N’aquella noite de março, desabrida e humida, uma grande animação fervilhava alacremente ao fundo da rua do Salitre. Era em 1867. Frente a frente, as Variedades e o Circo Price alinhavam os seus bicos de gaz festeiros, a que as vergastadas do noroeste impunham um tremelilhar inquieto. Quinta-feira, — noite de cabriolas com sobrescripto á fina sociedade. Enchente certa no Circo. De cada lado do portal da entrada, um semicirculo compacto de gente se agitava, tendo por centro cada um seu postigo de bilheteiro, e ambos por egual collados, premidos sofregamente contra a parede verdoenga do barracão, e arredondando pela rua fóra, n’uma irregularidade gritada e confusa, a toda a largura do macadam. Tudo queria bilhete. Havia chapeus tombados, hombros que penetraram á cunha, braços arpoando vigorosamente os alizares castanhos dos postigos, mãos retirando triumphantes, muito erguidas, com um papelinho azul ao vento.

A cada minuto a agitação crescia. Pregoava-se agua-fresca, pastelinhos, támaras. D’um primeiro andar, com taboinhas verdes, logo abaixo do Circo, meninas de batas brancas convidavam: — Psiu! não sóbes, ó catitinha? — aos janotas que passavam. Rodopiava no ar, a cada estocada de vento, um cheiro pelintra a iscas e a refogado. A illuminação profusa dos dois theatros doirava, remoçava, erguia as caliças octogenarias das Variedades, accendia espelhamentos fulvos no basalto humido da calçada, e fazia entrevêr na penumbra, pela rua acima, o renque tortuoso dos predios que subiam. A espaços, um trem rodava; e no seu rapido passar entre os dois theatros, uma dupla fita de fogo lhe corria na fluidez do polimento.

Um homem vagueava ali, comtudo, que não parecia dar-se grande pressa em entrar. Ia e vinha, parava, esculdrinhava a multidão, passava automaticamente de grupo a grupo, n’esta anciedade tortuosa de quem procura com aferro alguem. No olhar, dilatado e teimoso, d’uma seccura inflammada e vitrea, fulgurava a obstinação d’um desejo; ao passo que na bocca a brasa do charuto, n’uma febre de pequeninos movimentos bruscos, denotava que os labios e as maxillas eram nervosamente sacudidos por uma forte preoccupação animal.

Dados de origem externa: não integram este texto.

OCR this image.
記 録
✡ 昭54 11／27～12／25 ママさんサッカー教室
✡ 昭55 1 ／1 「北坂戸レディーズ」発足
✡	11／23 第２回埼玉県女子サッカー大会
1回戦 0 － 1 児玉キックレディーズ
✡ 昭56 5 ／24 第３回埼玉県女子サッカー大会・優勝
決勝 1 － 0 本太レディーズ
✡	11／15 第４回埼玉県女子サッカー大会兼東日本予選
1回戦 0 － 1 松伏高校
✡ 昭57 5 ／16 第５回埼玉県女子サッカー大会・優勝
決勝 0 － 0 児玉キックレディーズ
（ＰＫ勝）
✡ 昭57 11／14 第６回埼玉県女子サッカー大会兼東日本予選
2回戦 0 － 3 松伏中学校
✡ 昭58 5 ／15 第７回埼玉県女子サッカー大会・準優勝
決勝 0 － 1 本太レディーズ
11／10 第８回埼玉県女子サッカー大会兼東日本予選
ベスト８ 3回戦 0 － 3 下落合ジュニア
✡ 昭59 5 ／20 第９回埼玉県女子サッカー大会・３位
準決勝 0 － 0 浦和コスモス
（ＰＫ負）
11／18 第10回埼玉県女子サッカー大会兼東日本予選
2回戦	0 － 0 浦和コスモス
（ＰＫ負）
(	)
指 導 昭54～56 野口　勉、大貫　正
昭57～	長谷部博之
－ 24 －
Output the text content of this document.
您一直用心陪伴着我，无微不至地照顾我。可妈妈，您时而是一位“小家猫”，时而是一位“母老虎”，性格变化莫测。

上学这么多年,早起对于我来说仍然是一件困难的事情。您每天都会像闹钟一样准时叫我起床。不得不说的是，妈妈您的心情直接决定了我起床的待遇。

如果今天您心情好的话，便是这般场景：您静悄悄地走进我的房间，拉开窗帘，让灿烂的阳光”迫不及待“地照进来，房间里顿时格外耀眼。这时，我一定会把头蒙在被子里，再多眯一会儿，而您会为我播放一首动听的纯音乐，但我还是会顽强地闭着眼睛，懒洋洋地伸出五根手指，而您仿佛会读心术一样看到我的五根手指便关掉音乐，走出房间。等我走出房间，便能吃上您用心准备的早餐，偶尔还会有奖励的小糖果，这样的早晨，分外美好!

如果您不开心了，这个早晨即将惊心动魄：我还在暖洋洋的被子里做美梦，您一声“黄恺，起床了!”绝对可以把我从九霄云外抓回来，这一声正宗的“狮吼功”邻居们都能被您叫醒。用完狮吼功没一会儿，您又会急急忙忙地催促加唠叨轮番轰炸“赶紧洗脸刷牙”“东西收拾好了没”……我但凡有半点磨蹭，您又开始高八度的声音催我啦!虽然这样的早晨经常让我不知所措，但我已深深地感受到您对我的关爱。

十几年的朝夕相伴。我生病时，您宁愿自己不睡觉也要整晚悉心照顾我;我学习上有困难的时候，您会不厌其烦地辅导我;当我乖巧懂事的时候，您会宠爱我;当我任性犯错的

Devia de ser rapaz quem elle procurava; porque os olhos d’este homem alto e sêcco poisavam de preferencia nas faces imberbes, levemente pennujosas, dos adolescentes. Fitava-os um instante, com uma fixidez gulosa e sombria, e desandava logo para outro lado. Percebia-se mesmo, ao cabo d’alguns minutos de observação, que elle não procurava determinadamente alguem. Pelo contrario, parecia comparar, confrontar, escolher. Se havia garotos por junto dos quaes passava rapido, após um olhar furtivo, tambem outros havia a cuja descoberta lhe arrepanhava as faces a mais pungente sensualidade. E então, com estes, não havia meio que não empregasse para lhes ferir a attenção. Roçava-os de leve com o braço; tocava-lhes a côxa com a bengala, como distrahido; postava-se-lhes ao lado, fitando-os com o olhar sêcco e vitreo, persistente; soprava-lhes na nuca uma baforada de fumo, ao passar. Todo este jogo, — é de saber, — feito sempre sonsamente, com cautelas de hypocrita, com astucias felinas, todo sabiamente intervalado com miradas perscrutadoras em tôrno... não fôsse por ahi apparecer e surprehendel-o alguem conhecido.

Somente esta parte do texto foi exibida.